Such a policy would have “catastrophic” consequences, according to Marty Durbin, president of the chamber’s Global Energy Institute.
The study, which does not take into account climate or public health concerns, concluded Keystone State would lose 65,000 oil and natural gas jobs alone between 2021 and 2025, and take a $261 billion hit to the state GDP. That’s roughly a third of the state’s current GDP, according to federal data.
The document also looked at a number of other oil and gas-producing swing states that will play a critical role in the 2020 elections.
Nationally, the study predicted higher energy prices, a $7.1 trillion GDP hit, and 19 million jobs lost by 2025, if the U.S. banned the industrial process. Fracking refers to shooting a high pressure fluid mixture into the ground to open up subterranean beds of natural gas for extraction. The numbers include both direct and indirect effects.
“In 2016, the notion was considered an extreme position, but today unfortunately we’ve seen many mainstream presidential candidates join in,” Durbin said in a press call.
According to the Washington Post, six of the current Democratic presidential candidates say they would ban fracking, including Vermont Sen. Bernie Sanders and Massachusetts Sen. Elizabeth Warren.
Whether that’s possible by executive fiat is unclear and unlikely, which Durbin noted. But the executive, without Congress, could still “take many other options to restrict fracking development.” That could include drilling and fracking bans on public lands.
A ban on fracking has gained political ground on the left because of health and climate risks. Proximity to fracking has been associated with respiratory problems and low birth weights, but no study has yet drawn a cause and effect between the two.
Meanwhile, fracking and transporting gas, let alone burning it, releases greenhouse gases into the atmosphere, causing climate change.
Natural gas production, transmission and distribution released 10.6 million metric tons of carbon dioxide alone, according to the state’s 2017 greenhouse gas inventory. That’s roughly four percent of all state emissions.
The entire total cannot be directly linked to fracking — some is also released by the state’s conventional drillers.
A Carnegie Mellon University study released earlier this month found that the pollution and climate change costs of fracking equaled $57 billion in Appalachia, far exceeding the economic benefits of the industry.
But Durbin argued to “not forget the huge environmental benefits we have garnered” from natural gas.
That includes the replacement of coal, a dirtier energy source, that industry backers often point to. But state and federal projections show that recent carbon reductions from natural gas are temporary, and that emissions will remain relatively constant until 2050.

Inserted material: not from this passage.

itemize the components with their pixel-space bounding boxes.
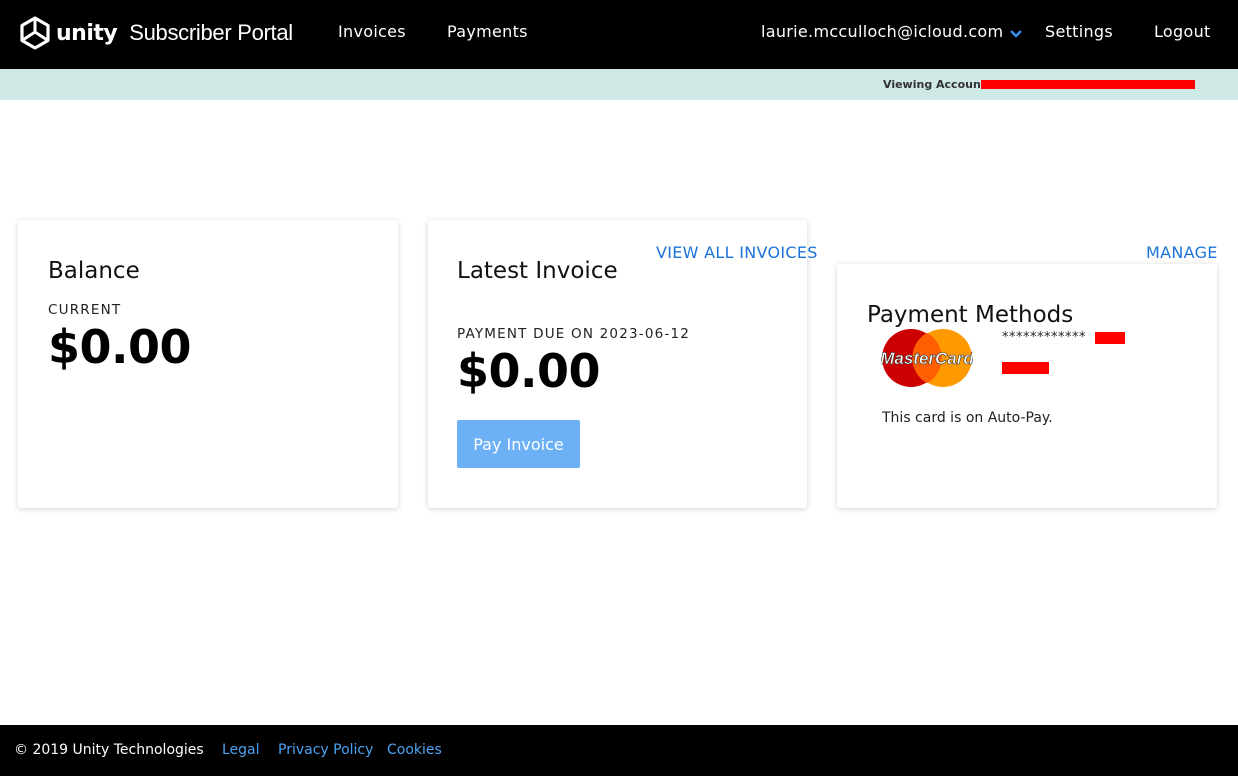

The calls to ban fracking have started to gain some traction, even as they divide the Democratic Party in Pennsylvania. A handful of progressive local and state candidates, such as Allegheny County Democratic Reps. Summer Lee and Sara Innamorato, have backed a temporary moratorium on fracking.*
But, the industry is a massive one with wide economic impacts. Pennsylvania is the second biggest natural gas producing state, according to federal data. Its role will only become bigger as petrochemical plants, which convert fracked ethane into plastic, come online.
*This story was updated to reflect Rep. Summer Lee and Sara Innamorato’s position on fracking.